There were countless other discrepancies. Vodolazsky explained in June 2024 that he had served as a military doctor in a Ukrainian Armed Forces anti-aircraft missile regiment. He had not managed to evacuate from Tokmak before the Russians seized control and was initially taken prisoner. That first time, however, the Russians had disarmed him and let him go. Understanding the danger he was in, he had changed into civilian clothing and hidden at the home of Fedosenko, a friend and a mobilized member of Ukraine’s Territorial Defence.
The Russians had come for both men on 18 August 2022, with the torture beginning immediately, in order to force the men to ‘confess’ to planning an attack on a checkpoint.

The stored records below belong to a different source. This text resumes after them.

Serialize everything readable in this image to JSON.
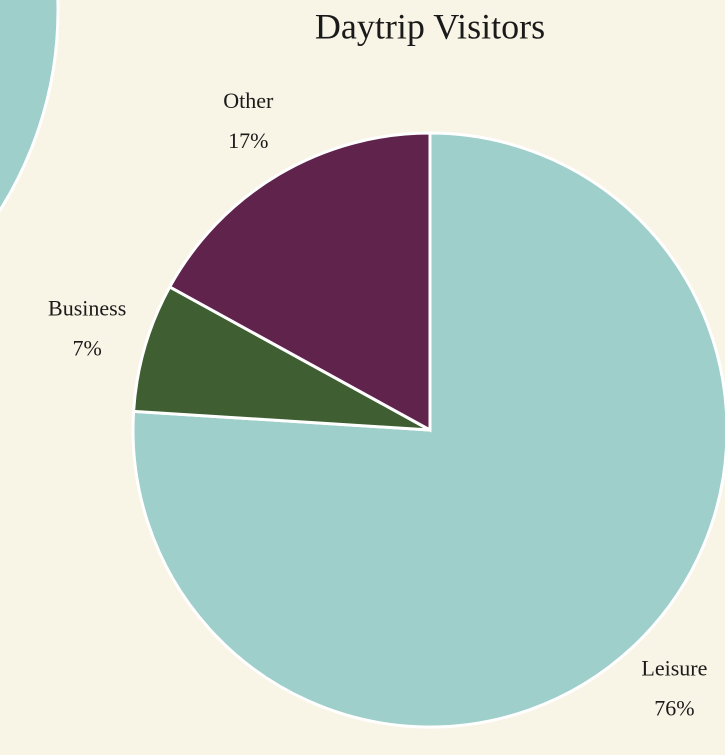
{
  "chart_data": {
    "type": "pie",
    "title": "Daytrip Visitors",
    "categories": [
      "Leisure",
      "Business",
      "Other"
    ],
    "values": [
      76,
      7,
      17
    ],
    "value_labels": [
      "76%",
      "7%",
      "17%"
    ],
    "colors": [
      "#9ecfca",
      "#3f5f32",
      "#60234c"
    ]
  }
}
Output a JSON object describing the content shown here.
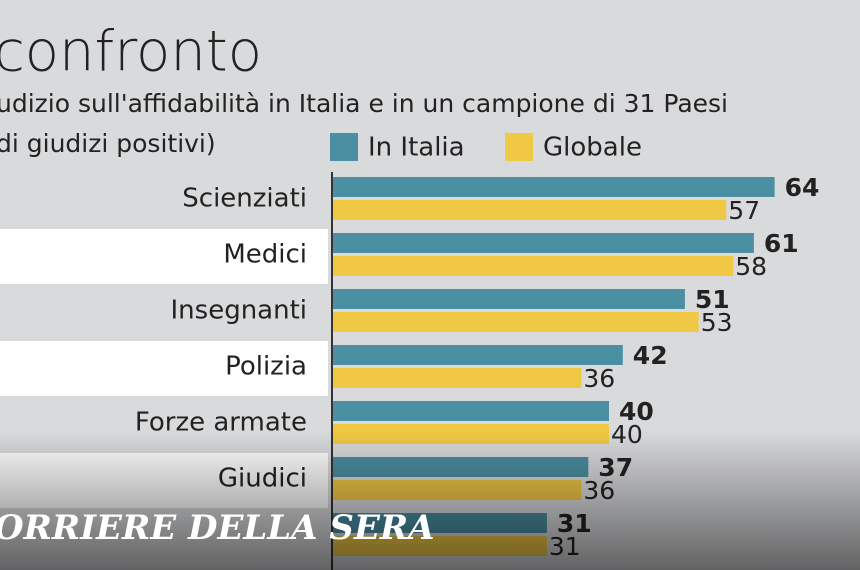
{
  "chart_data": {
    "type": "bar",
    "title": "confronto",
    "subtitle": "udizio sull'affidabilità in Italia e in un campione di 31 Paesi",
    "subtitle_2": "di giudizi positivi)",
    "categories": [
      "Scienziati",
      "Medici",
      "Insegnanti",
      "Polizia",
      "Forze armate",
      "Giudici",
      null
    ],
    "series": [
      {
        "name": "In Italia",
        "color": "#4b8fa3",
        "values": [
          64,
          61,
          51,
          42,
          40,
          37,
          31
        ]
      },
      {
        "name": "Globale",
        "color": "#f0c845",
        "values": [
          57,
          58,
          53,
          36,
          40,
          36,
          31
        ]
      }
    ],
    "watermark": "ORRIERE DELLA SERA"
  }
}
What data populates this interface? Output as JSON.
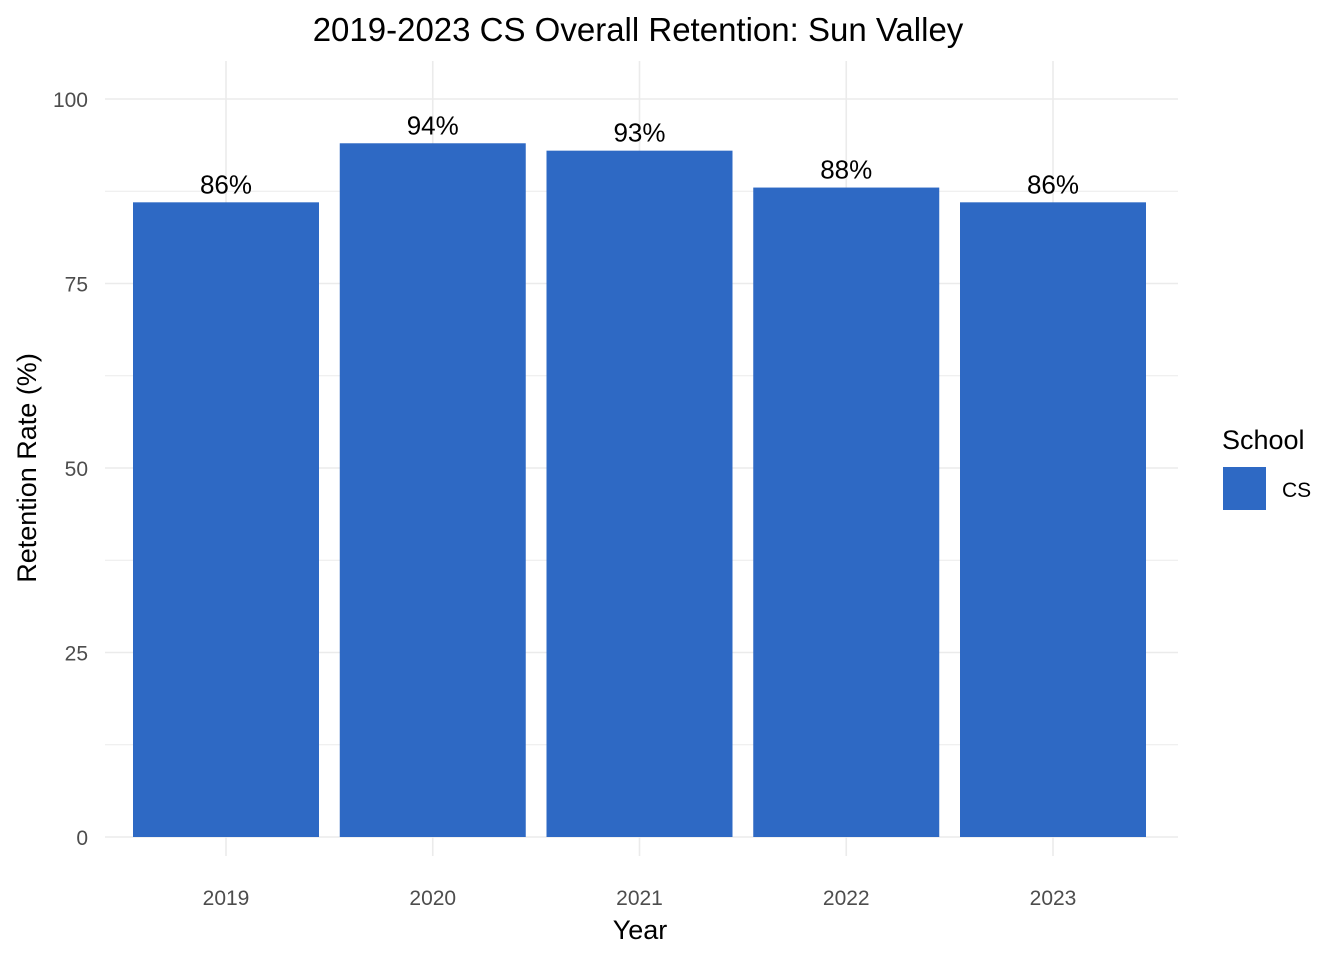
{
  "chart_data": {
    "type": "bar",
    "title": "2019-2023 CS Overall Retention: Sun Valley",
    "xlabel": "Year",
    "ylabel": "Retention Rate (%)",
    "categories": [
      "2019",
      "2020",
      "2021",
      "2022",
      "2023"
    ],
    "series": [
      {
        "name": "CS",
        "values": [
          86,
          94,
          93,
          88,
          86
        ],
        "data_labels": [
          "86%",
          "94%",
          "93%",
          "88%",
          "86%"
        ],
        "color": "#2E69C4"
      }
    ],
    "ylim": [
      0,
      100
    ],
    "yticks": [
      0,
      25,
      50,
      75,
      100
    ],
    "ytick_labels": [
      "0",
      "25",
      "50",
      "75",
      "100"
    ],
    "grid": true,
    "legend": {
      "title": "School",
      "position": "right",
      "items": [
        "CS"
      ]
    },
    "colors": {
      "bar": "#2E69C4",
      "grid": "#EBEBEB",
      "tick_text": "#4D4D4D",
      "text": "#000000"
    }
  }
}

There were indeed two fuses for setting off small explosive devices, Fedosenko said, which he and Dziuba had made for frightening off looters. These, however, were only to frighten people and could not hurt anyone, he stressed, and Vodolazskyy had known nothing about them.
Vodolazskyy pointed out in his appeal that both he and Fedosenko should be treated as prisoners of war, with it likely that the same is true of Dziuba, who was, seemingly, also a military doctor.
All of the above was ignored by the Vlasikha military court of appeal on 15 August 2025, with each sentence only reduced by 6 months.